MENIT ke-65, keajaiban itu terjadi. Theodoros Zagorakis menusuk sisi kiri pertahanan Prancis. Kapten tim Yunani itu lantas melambungkan bola dari kakinya, crossing melewati kiper Fabien Barthez. Tanpa menunggu waktu, kepala Angelos Charisteas menyambut bola. Gol tunggal itu lahir. Keajaiban datang mengikutinya.
Hari itu, Jumat waktu setempat, Stadion Jose Alvade jadi saksi tumbangnya sang juara bertahan Prancis. Pasukan ?anak bawang? Yunani menaklukkan mereka 1-0 pada perempat final Piala Eropa 2004. Zinedine Zidane harus pulang kampung lebih awal. Ramalan dan pasar taruhan jungkir balik.
Euro 2004 makin mengukuhkan diri sebagai kejuaraan paling kejam, bahkan dibandingkan dengan Piala Dunia Jepang-Korea. Para jawara hancur di babak penyisihan. Jerman, Italia, dan Spanyol, tak berhasil keluar dari babak penyisihan grup. Lalu di babak delapan besar, raksasa Inggris terusir oleh Portugal lewat adu penalti. Yang terbaru, ya, nasib Prancis. Mungkin negeri parfum dan anggur itu ?kualat? karena telah berani melawan negeri para dewa. Jelas saja Dewi Fortuna yang berasal dari Yunani itu tidak mau berpihak kepada lawannya.

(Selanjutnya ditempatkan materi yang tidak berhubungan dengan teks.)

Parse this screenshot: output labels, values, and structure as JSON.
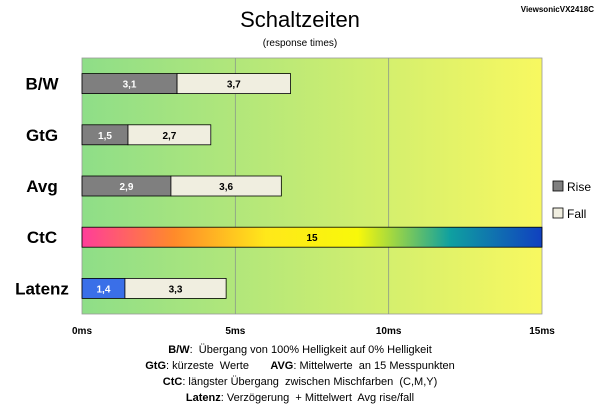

Yunani tidak salah lagi merupakan tim yang paling mengejutkan kali ini. Di babak penyisihan Grup A, mereka menyingkirkan Spanyol. Keajaiban bahkan sudah terjadi sejak partai pembuka Piala Eropa 2004. Yunani mengalahkan tuan rumah sekaligus salah satu kandidat utama juara, Portugal, 2-1.
Jadi, saat menghadapi Prancis, amunisi kepercayaan diri Yunani sangat banyak. ?Kami turun bertanding untuk kenikmatan kami sendiri, bermain dengan gembira untuk menghasilkan yang terbaik, sehingga seluruh rakyat Yunani dapat mengatakan bahwa kami bertarung selayaknya seorang pahlawan,? pelatih Yunani Otto Rehhagel mengungkapkan falsafahnya sehari sebelum lawan Prancis.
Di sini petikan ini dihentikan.